I read that same paragraph you quoted and didn't react to it as you did (obviously).

I haven't read the actual text of either proposal and will withhold opinion until I can, that or find an alternative to WAPO for perspective.

Off hand I can see where classified methods and tactics should treated carefully. A judge might decide that, in a specific case, not the Senate in a blanket pronouncement.

And coercion is not exactly the same as "cruel, inhuman or degrading". Cops lie and threaten to gain information. [shrug]

The broader implications are more troubling to me. I don't want to see any person (let alone someone in our military) treated as McCain was treated. But trying make a silk purse out of the sow's ear that is the Geneva Conventions is disengenious.

12:24 PM  
Blogger sophia said...

This post makes me sick to my stomach, but it's reality. So, thanks for opening my eyes to how to more effectively pray. Yeah, I'm impressed with the Aussies on this one and the Orthodox speech you refered to. That's courage. God bless you.

1:05 PM  
Anonymous auxdarastrix said...

ponsdorf, normal criminal inmates interviewed by police officers also have the option of a legal advice, are not subject to secret and indefinate imprisonment in secret prisons, and if an officer lays a hand on them during interegation they can not only have the case thrown out but can sue or even file a criminal complaint against the officer.

6:33 PM  
Blogger Zero Ponsdorf said...

Auxdarastrix, apples and oranges to be sure. I was addressing a complex subject quickly.

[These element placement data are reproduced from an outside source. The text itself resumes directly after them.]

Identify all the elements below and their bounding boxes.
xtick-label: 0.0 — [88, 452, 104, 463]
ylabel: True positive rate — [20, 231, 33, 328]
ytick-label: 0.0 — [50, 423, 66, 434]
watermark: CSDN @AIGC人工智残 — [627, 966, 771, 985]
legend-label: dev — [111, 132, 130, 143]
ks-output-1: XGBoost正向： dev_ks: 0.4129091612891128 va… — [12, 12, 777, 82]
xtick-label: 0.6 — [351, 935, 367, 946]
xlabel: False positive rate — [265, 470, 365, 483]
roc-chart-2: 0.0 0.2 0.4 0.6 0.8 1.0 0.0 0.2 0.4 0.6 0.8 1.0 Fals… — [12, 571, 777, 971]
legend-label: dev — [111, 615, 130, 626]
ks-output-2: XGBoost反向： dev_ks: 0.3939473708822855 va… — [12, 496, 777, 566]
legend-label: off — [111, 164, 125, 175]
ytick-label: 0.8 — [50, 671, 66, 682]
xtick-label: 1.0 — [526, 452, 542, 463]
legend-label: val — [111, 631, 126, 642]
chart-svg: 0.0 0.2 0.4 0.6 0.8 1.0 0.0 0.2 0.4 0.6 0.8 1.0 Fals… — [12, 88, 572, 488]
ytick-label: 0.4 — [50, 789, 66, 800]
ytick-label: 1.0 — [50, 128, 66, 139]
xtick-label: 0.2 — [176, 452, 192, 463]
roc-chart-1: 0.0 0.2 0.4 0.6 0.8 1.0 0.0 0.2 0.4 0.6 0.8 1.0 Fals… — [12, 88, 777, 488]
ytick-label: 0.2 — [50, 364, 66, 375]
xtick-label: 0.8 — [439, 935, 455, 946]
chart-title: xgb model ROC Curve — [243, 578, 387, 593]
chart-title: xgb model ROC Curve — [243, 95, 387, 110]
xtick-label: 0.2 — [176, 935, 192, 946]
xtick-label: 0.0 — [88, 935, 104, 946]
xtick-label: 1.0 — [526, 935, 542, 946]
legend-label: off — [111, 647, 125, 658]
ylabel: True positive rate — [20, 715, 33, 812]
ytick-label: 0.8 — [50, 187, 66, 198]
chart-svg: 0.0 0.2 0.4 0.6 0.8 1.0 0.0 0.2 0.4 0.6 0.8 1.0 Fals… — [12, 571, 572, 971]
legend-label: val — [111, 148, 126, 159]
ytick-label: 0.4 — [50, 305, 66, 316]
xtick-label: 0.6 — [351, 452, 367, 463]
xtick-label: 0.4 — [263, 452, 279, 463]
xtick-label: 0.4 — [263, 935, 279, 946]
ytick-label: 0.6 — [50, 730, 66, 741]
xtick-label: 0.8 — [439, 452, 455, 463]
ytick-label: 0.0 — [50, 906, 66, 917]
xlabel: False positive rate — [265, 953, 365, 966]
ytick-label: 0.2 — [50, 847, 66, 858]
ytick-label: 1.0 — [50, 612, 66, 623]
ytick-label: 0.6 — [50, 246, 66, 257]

I'll stand by the balance of what I said and comment more when I've had time to study issue in more depth.

7:52 PM  
Anonymous cMAD said...

Geez, there are lots of Field Manuals! Did you have 27-10 in mind?

10:13 AM  
Blogger Just A Decurion said...

No, although relevant. There's a newly revised FM on interrogation which was declassified. I read about it in Stars and Stripes, but I don't remember the number.